Why do C-Loop Lashings not work with excessively wide cargo?
Loop lashings, in addition to many other techniques of attaching lashings, have been around for centuries, once used for securing cannons on ships to provide additional storm protection, today loop lashings are used for a wide range of purposes.
Vertical loop lashing is known internationally as the C-loop. The C-loop generally works well when the cargo is narrower than the means of transport to which the lashings are attached.
Such securing has always worked very well, so why does it no longer work well in all situations?
The clear answer is: our standardised means of transport are limited in width and thus are often too narrow for the loads that have grown in size. If, for example, a column such as the one shown above is placed on a flat rack or a truck, it often looks like this:
From this perspective, it looks quite alright. However, seen from a different perspective, it is evident that these “C-loops” do not work well:
The red loop does not secure the cargo against movement to the left because in order to do so, both ends of the belt would have to be pulled in the same direction (see above illustration of the column secured in the vessel). As this sketch shows, however, the right end of the belt is directed to the right side (as seen from the attachment point of the lashing) and thus loses its retention force.
This becomes even clearer with an extra-wide case (here is an example of a case on a flat rack); only one belt is considered here for the sake of clarity:
The excess width of the cargo compared to the load carrier is evident.
The green belt is actually intended to prevent the case from sliding to the left.
In order for the case to be able to slide to the left, the belt has to make more room available on the left-hand side.
But where is this additional room supposed to come from?
At the beginning of the sliding phase, the belt frees up the necessary room on the right side due to the excess width.
This means that on the right side, the required slack forms in the belt which is needed on the other side to provide more room for the case.
It is not until the cargo is flush with the edge of the load carrier on the right that the belt starts to work on the left side.
However, at this point, the cargo has already reached a speed that can no longer be stopped by the belt.
(We have to keep in mind that cargo securing can only hold a load in position, it cannot stop a load already in motion).
Therefore, it is only now that the belt enters the stretching phase. The belt will fail…
… which will ultimately result in cargo damage.
In many cases, the cargo of other parties and/or the load carrier also sustain damage as a result of inadequate cargo securing.
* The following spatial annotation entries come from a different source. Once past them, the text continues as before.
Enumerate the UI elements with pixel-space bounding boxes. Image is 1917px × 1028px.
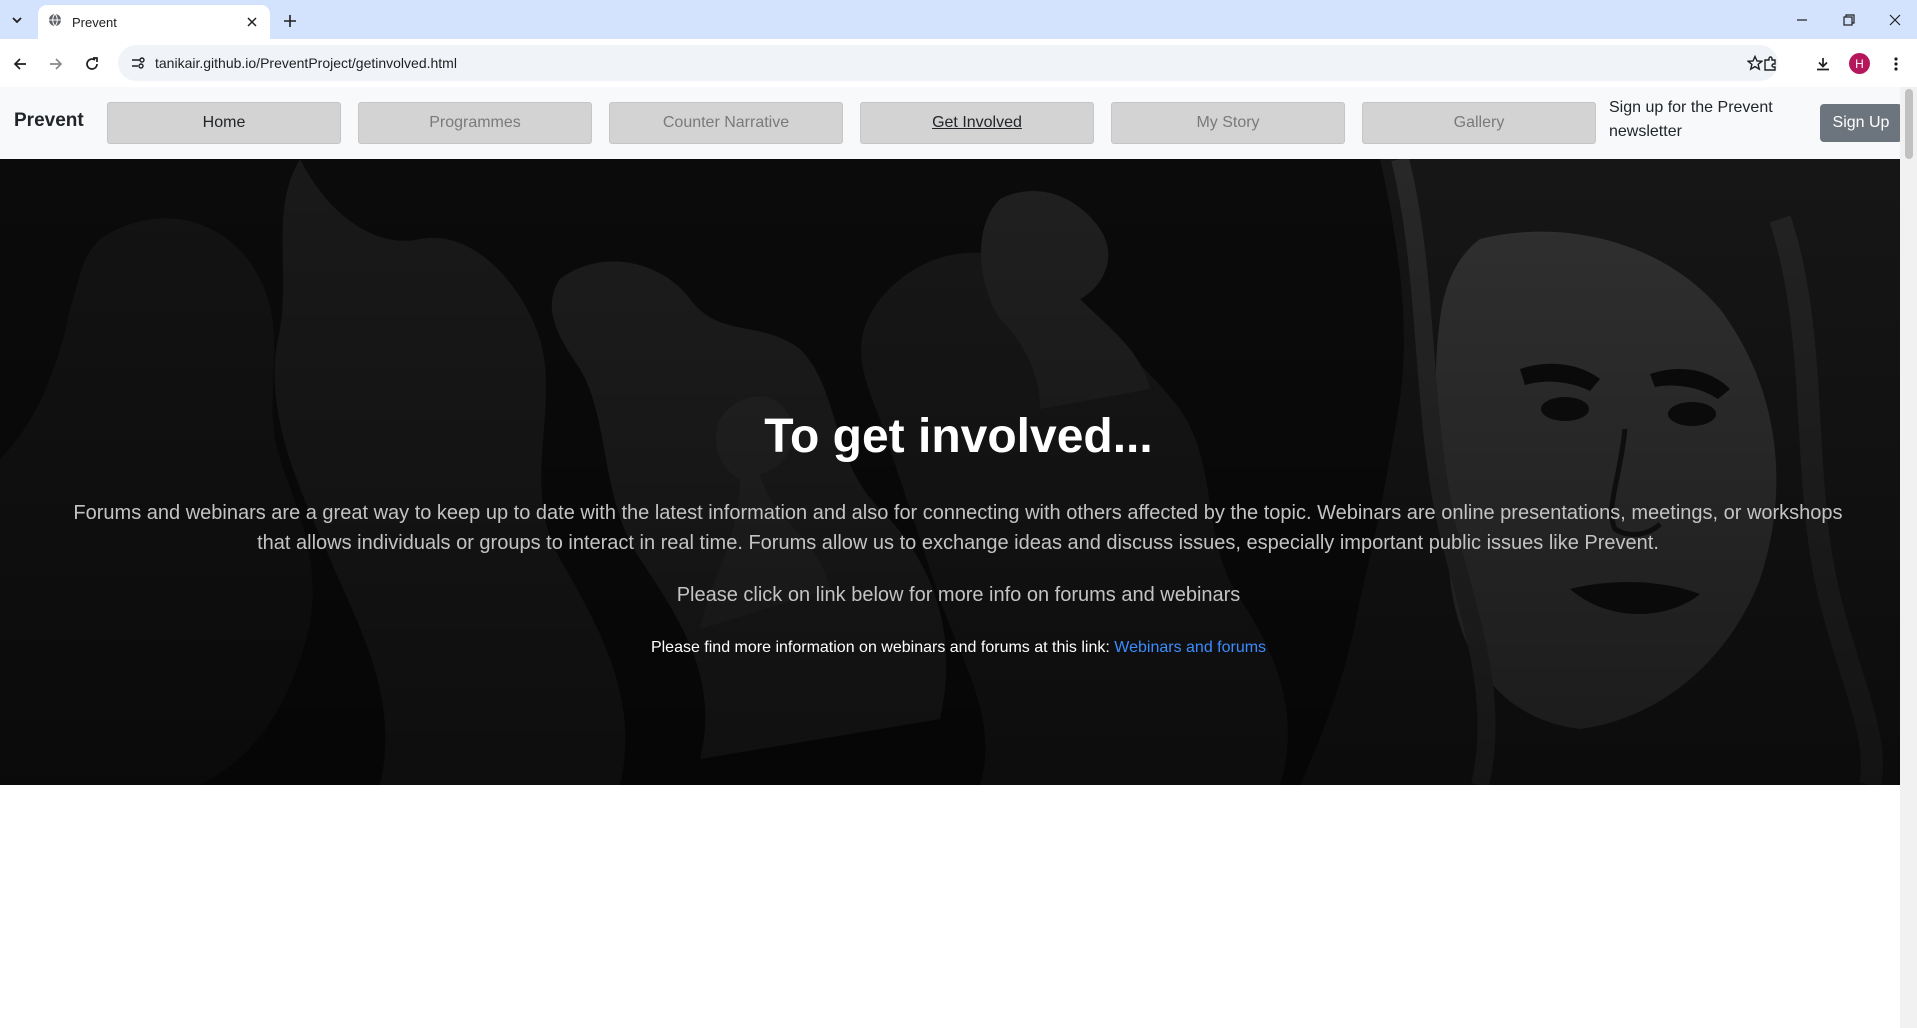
back-icon[interactable]	[7, 51, 33, 77]
forward-icon[interactable]	[43, 51, 69, 77]
site-navbar: Prevent Home Programmes Counter Narrativ…	[0, 87, 1902, 159]
nav-get-involved-label: Get Involved	[932, 114, 1022, 131]
minimize-icon[interactable]	[1782, 6, 1822, 34]
tab-strip: Prevent	[0, 0, 1917, 39]
url-text[interactable]: tanikair.github.io/PreventProject/getinv…	[155, 55, 457, 71]
address-bar[interactable]: tanikair.github.io/PreventProject/getinv…	[118, 45, 1778, 81]
nav-programmes[interactable]: Programmes	[358, 102, 592, 144]
sign-up-button[interactable]: Sign Up	[1820, 104, 1902, 142]
tab-search-icon[interactable]	[6, 9, 28, 31]
hero-section: To get involved... Forums and webinars a…	[0, 159, 1917, 785]
browser-tab[interactable]: Prevent	[38, 5, 270, 39]
globe-icon	[48, 13, 62, 32]
extensions-icon[interactable]	[1757, 51, 1783, 77]
page-scrollbar[interactable]	[1900, 87, 1917, 1028]
tab-title: Prevent	[72, 14, 117, 30]
hero-content: To get involved... Forums and webinars a…	[0, 159, 1917, 785]
nav-counter-narrative[interactable]: Counter Narrative	[609, 102, 843, 144]
newsletter-text: Sign up for the Prevent newsletter	[1609, 99, 1773, 140]
nav-programmes-label: Programmes	[429, 114, 521, 131]
nav-my-story[interactable]: My Story	[1111, 102, 1345, 144]
click-instruction: Please click on link below for more info…	[676, 584, 1241, 606]
close-window-icon[interactable]	[1875, 6, 1915, 34]
webinars-forums-link[interactable]: Webinars and forums	[1114, 639, 1266, 656]
nav-get-involved[interactable]: Get Involved	[860, 102, 1094, 144]
nav-home[interactable]: Home	[107, 102, 341, 144]
site-brand[interactable]: Prevent	[14, 110, 84, 132]
reload-icon[interactable]	[79, 51, 105, 77]
more-info-text: Please find more information on webinars…	[650, 639, 1110, 656]
restore-icon[interactable]	[1829, 6, 1869, 34]
nav-gallery-label: Gallery	[1453, 114, 1505, 131]
intro-paragraph: Forums and webinars are a great way to k…	[73, 502, 1843, 554]
close-icon[interactable]	[242, 12, 262, 32]
browser-toolbar: tanikair.github.io/PreventProject/getinv…	[0, 39, 1917, 87]
more-info-line: Please find more information on webinars…	[0, 639, 1917, 657]
plus-icon[interactable]	[278, 9, 302, 33]
profile-avatar[interactable]: H	[1849, 53, 1870, 74]
nav-home-label: Home	[202, 114, 246, 131]
menu-icon[interactable]	[1883, 51, 1909, 77]
site-info-icon[interactable]	[128, 53, 148, 73]
scrollbar-thumb[interactable]	[1905, 89, 1913, 159]
download-icon[interactable]	[1810, 51, 1836, 77]
nav-gallery[interactable]: Gallery	[1362, 102, 1596, 144]
page-title: To get involved...	[764, 410, 1153, 463]
nav-counter-narrative-label: Counter Narrative	[662, 114, 790, 131]
nav-my-story-label: My Story	[1196, 114, 1260, 131]
web-page: Prevent Home Programmes Counter Narrativ…	[0, 87, 1917, 1028]
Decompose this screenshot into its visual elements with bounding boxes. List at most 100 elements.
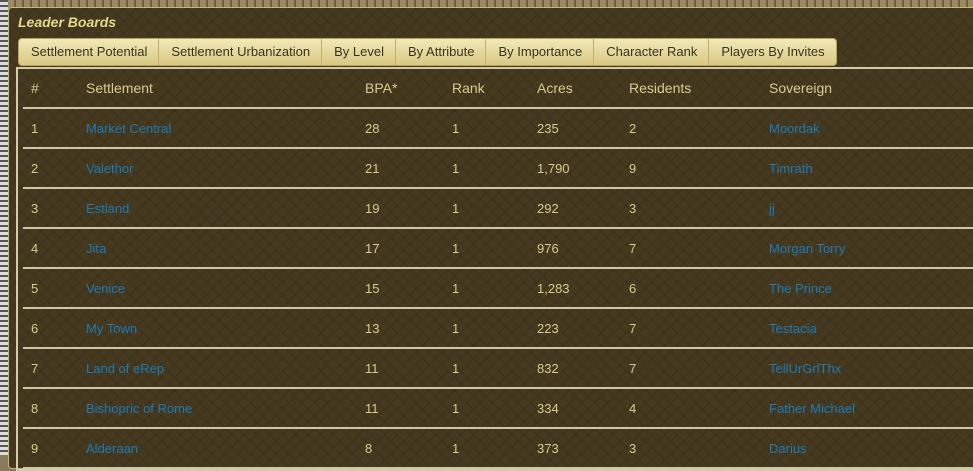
cell-residents: 4 xyxy=(629,388,769,429)
cell-sovereign: The Prince xyxy=(769,268,973,309)
cell-bpa: 17 xyxy=(365,228,452,269)
column-header-acres: Acres xyxy=(537,69,629,109)
table-row: 3 Estland 19 1 292 3 jj xyxy=(23,188,973,229)
cell-rank: 1 xyxy=(452,428,537,469)
sovereign-link[interactable]: Moordak xyxy=(769,121,820,136)
cell-acres: 292 xyxy=(537,188,629,229)
sovereign-link[interactable]: Testacia xyxy=(769,321,817,336)
cell-acres: 235 xyxy=(537,108,629,149)
settlement-link[interactable]: My Town xyxy=(86,321,137,336)
cell-settlement: Bishopric of Rome xyxy=(86,388,365,429)
sovereign-link[interactable]: Father Michael xyxy=(769,401,855,416)
tab-settlement-potential[interactable]: Settlement Potential xyxy=(19,39,160,65)
cell-acres: 373 xyxy=(537,428,629,469)
cell-rank-number: 4 xyxy=(23,228,86,269)
settlement-link[interactable]: Bishopric of Rome xyxy=(86,401,192,416)
cell-rank: 1 xyxy=(452,348,537,389)
cell-bpa: 13 xyxy=(365,308,452,349)
settlement-link[interactable]: Jita xyxy=(86,241,106,256)
table-row: 2 Valethor 21 1 1,790 9 Timrath xyxy=(23,148,973,189)
settlement-link[interactable]: Land of eRep xyxy=(86,361,164,376)
cell-rank-number: 7 xyxy=(23,348,86,389)
cell-sovereign: Father Michael xyxy=(769,388,973,429)
cell-sovereign: jj xyxy=(769,188,973,229)
cell-bpa: 15 xyxy=(365,268,452,309)
tab-by-attribute[interactable]: By Attribute xyxy=(396,39,487,65)
leader-boards-panel: Leader Boards Settlement Potential Settle… xyxy=(8,7,973,471)
cell-rank-number: 2 xyxy=(23,148,86,189)
cell-bpa: 19 xyxy=(365,188,452,229)
table-row: 9 Alderaan 8 1 373 3 Darius xyxy=(23,428,973,469)
column-header-sovereign: Sovereign xyxy=(769,69,973,109)
tab-character-rank[interactable]: Character Rank xyxy=(594,39,710,65)
cell-acres: 832 xyxy=(537,348,629,389)
cell-rank: 1 xyxy=(452,228,537,269)
settlement-link[interactable]: Alderaan xyxy=(86,441,138,456)
table-row: 5 Venice 15 1 1,283 6 The Prince xyxy=(23,268,973,309)
cell-rank: 1 xyxy=(452,188,537,229)
cell-acres: 223 xyxy=(537,308,629,349)
tab-settlement-urbanization[interactable]: Settlement Urbanization xyxy=(159,39,323,65)
tab-by-importance[interactable]: By Importance xyxy=(486,39,595,65)
panel-title: Leader Boards xyxy=(18,14,117,30)
settlement-link[interactable]: Estland xyxy=(86,201,129,216)
cell-rank: 1 xyxy=(452,268,537,309)
cell-acres: 334 xyxy=(537,388,629,429)
sovereign-link[interactable]: Timrath xyxy=(769,161,813,176)
cell-residents: 9 xyxy=(629,148,769,189)
cell-residents: 7 xyxy=(629,348,769,389)
cell-settlement: Market Central xyxy=(86,108,365,149)
cell-rank: 1 xyxy=(452,108,537,149)
cell-settlement: Alderaan xyxy=(86,428,365,469)
table-row: 1 Market Central 28 1 235 2 Moordak xyxy=(23,108,973,149)
cell-settlement: Venice xyxy=(86,268,365,309)
column-header-bpa: BPA* xyxy=(365,69,452,109)
sovereign-link[interactable]: The Prince xyxy=(769,281,832,296)
column-header-rank: Rank xyxy=(452,69,537,109)
leaderboard-table-container: # Settlement BPA* Rank Acres Residents Soverei… xyxy=(16,67,973,471)
cell-acres: 976 xyxy=(537,228,629,269)
cell-residents: 2 xyxy=(629,108,769,149)
sovereign-link[interactable]: Morgan Torry xyxy=(769,241,845,256)
table-row: 4 Jita 17 1 976 7 Morgan Torry xyxy=(23,228,973,269)
table-row: 8 Bishopric of Rome 11 1 334 4 Father Michael xyxy=(23,388,973,429)
leaderboard-table: # Settlement BPA* Rank Acres Residents Soverei… xyxy=(23,69,973,469)
cell-sovereign: TellUrGrlThx xyxy=(769,348,973,389)
cell-rank-number: 1 xyxy=(23,108,86,149)
cell-settlement: Jita xyxy=(86,228,365,269)
column-header-residents: Residents xyxy=(629,69,769,109)
cell-residents: 3 xyxy=(629,188,769,229)
tab-players-by-invites[interactable]: Players By Invites xyxy=(709,39,835,65)
cell-bpa: 8 xyxy=(365,428,452,469)
cell-residents: 7 xyxy=(629,228,769,269)
settlement-link[interactable]: Venice xyxy=(86,281,125,296)
sovereign-link[interactable]: TellUrGrlThx xyxy=(769,361,841,376)
cell-rank-number: 8 xyxy=(23,388,86,429)
cell-bpa: 11 xyxy=(365,348,452,389)
cell-sovereign: Moordak xyxy=(769,108,973,149)
cell-rank-number: 3 xyxy=(23,188,86,229)
page-border-art xyxy=(0,0,8,455)
column-header-settlement: Settlement xyxy=(86,69,365,109)
settlement-link[interactable]: Valethor xyxy=(86,161,133,176)
cell-bpa: 28 xyxy=(365,108,452,149)
cell-rank: 1 xyxy=(452,388,537,429)
cell-acres: 1,283 xyxy=(537,268,629,309)
table-row: 7 Land of eRep 11 1 832 7 TellUrGrlThx xyxy=(23,348,973,389)
cell-settlement: Valethor xyxy=(86,148,365,189)
cell-residents: 6 xyxy=(629,268,769,309)
cell-acres: 1,790 xyxy=(537,148,629,189)
sovereign-link[interactable]: jj xyxy=(769,201,775,216)
settlement-link[interactable]: Market Central xyxy=(86,121,171,136)
tab-by-level[interactable]: By Level xyxy=(322,39,396,65)
cell-residents: 3 xyxy=(629,428,769,469)
cell-rank-number: 9 xyxy=(23,428,86,469)
cell-settlement: My Town xyxy=(86,308,365,349)
sovereign-link[interactable]: Darius xyxy=(769,441,807,456)
cell-settlement: Land of eRep xyxy=(86,348,365,389)
table-header-row: # Settlement BPA* Rank Acres Residents Soverei… xyxy=(23,69,973,109)
cell-rank: 1 xyxy=(452,148,537,189)
cell-settlement: Estland xyxy=(86,188,365,229)
column-header-rank-number: # xyxy=(23,69,86,109)
cell-sovereign: Timrath xyxy=(769,148,973,189)
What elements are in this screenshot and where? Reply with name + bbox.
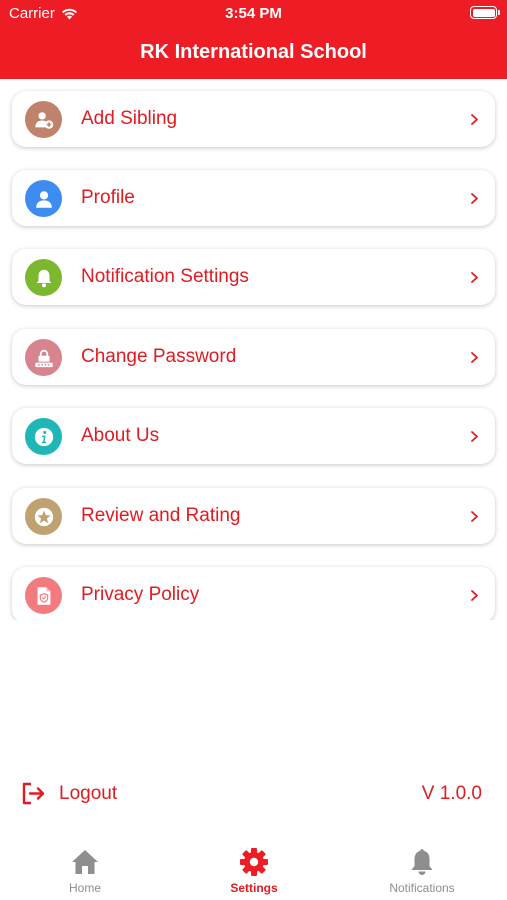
menu-item-label: Profile xyxy=(81,187,135,208)
chevron-right-icon xyxy=(471,352,478,363)
page-title: RK International School xyxy=(140,41,367,63)
chevron-right-icon xyxy=(471,590,478,601)
chevron-right-icon xyxy=(471,114,478,125)
menu-item-change-password[interactable]: Change Password xyxy=(12,329,495,385)
tab-label: Notifications xyxy=(389,881,455,895)
chevron-right-icon xyxy=(471,193,478,204)
user-icon xyxy=(25,180,62,217)
logout-label: Logout xyxy=(59,782,118,804)
menu-item-label: About Us xyxy=(81,425,160,446)
chevron-right-icon xyxy=(471,511,478,522)
logout-button[interactable]: Logout xyxy=(20,780,117,807)
menu-item-label: Privacy Policy xyxy=(81,584,200,605)
menu-item-review-and-rating[interactable]: Review and Rating xyxy=(12,488,495,544)
menu-item-notification-settings[interactable]: Notification Settings xyxy=(12,249,495,305)
menu-item-profile[interactable]: Profile xyxy=(12,170,495,226)
menu-item-about-us[interactable]: About Us xyxy=(12,408,495,464)
app-version: V 1.0.0 xyxy=(421,783,482,804)
info-icon xyxy=(25,418,62,455)
status-time: 3:54 PM xyxy=(225,5,282,22)
document-shield-icon xyxy=(25,577,62,614)
chevron-right-icon xyxy=(471,431,478,442)
bell-icon xyxy=(25,259,62,296)
tab-bar: Home Settings Notifications xyxy=(0,838,507,900)
tab-label: Settings xyxy=(230,881,278,895)
chevron-right-icon xyxy=(471,272,478,283)
gear-icon xyxy=(240,848,268,876)
tab-notifications[interactable]: Notifications xyxy=(362,846,482,895)
menu-item-add-sibling[interactable]: Add Sibling xyxy=(12,91,495,147)
tab-settings[interactable]: Settings xyxy=(194,846,314,895)
star-icon xyxy=(25,498,62,535)
app-header: Carrier 3:54 PM RK International School xyxy=(0,0,507,79)
bell-icon xyxy=(411,849,433,875)
battery-icon xyxy=(470,6,500,19)
settings-menu-list[interactable]: Add Sibling Profile Notification Setting… xyxy=(0,79,507,620)
menu-item-label: Add Sibling xyxy=(81,108,178,129)
menu-item-privacy-policy[interactable]: Privacy Policy xyxy=(12,567,495,620)
menu-item-label: Review and Rating xyxy=(81,505,241,526)
add-user-icon xyxy=(25,101,62,138)
tab-home[interactable]: Home xyxy=(25,846,145,895)
menu-item-label: Notification Settings xyxy=(81,266,249,287)
lock-icon xyxy=(25,339,62,376)
home-icon xyxy=(72,850,98,874)
logout-icon xyxy=(22,782,45,805)
menu-item-label: Change Password xyxy=(81,346,237,367)
status-bar: Carrier 3:54 PM xyxy=(0,0,507,28)
settings-screen: Carrier 3:54 PM RK International School … xyxy=(0,0,507,900)
tab-label: Home xyxy=(68,881,101,895)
The result then looks like this:
Calculations have even shown that a pair of C-loops is only as effective as a single tie-down lashing in the case of cargo with excessive width and is also less cost-effective.Single tie-down lashing:
Single tie-down lashing:
TF = 500.00 kg
µ = 0.3
α = 30°
LC = 1.8 TF µ sin(α)
LC = 135.00 kg
TF = 500.00 kg
µ = 0.3
α1 = 30° and α2 = 1.6°
LC = 2 TF µ (sin(α1) + 0.8* sin(α2))
LC = 157.00 kg
* mathematically, the factor should be lower because of even more deflection angles
We must therefore conclude that C-loops are no more effective than a single tie-down lashing in the case of excessively wide loads.
Reference is also made here to the CTU Code, which clearly shows that such cargo securing is not advisable:
If the cargo has a smaller width than the load carrier, C-loops have a completely different effect and can be used very effectively as direct cargo-securing, just like for Hornblower’s cannons.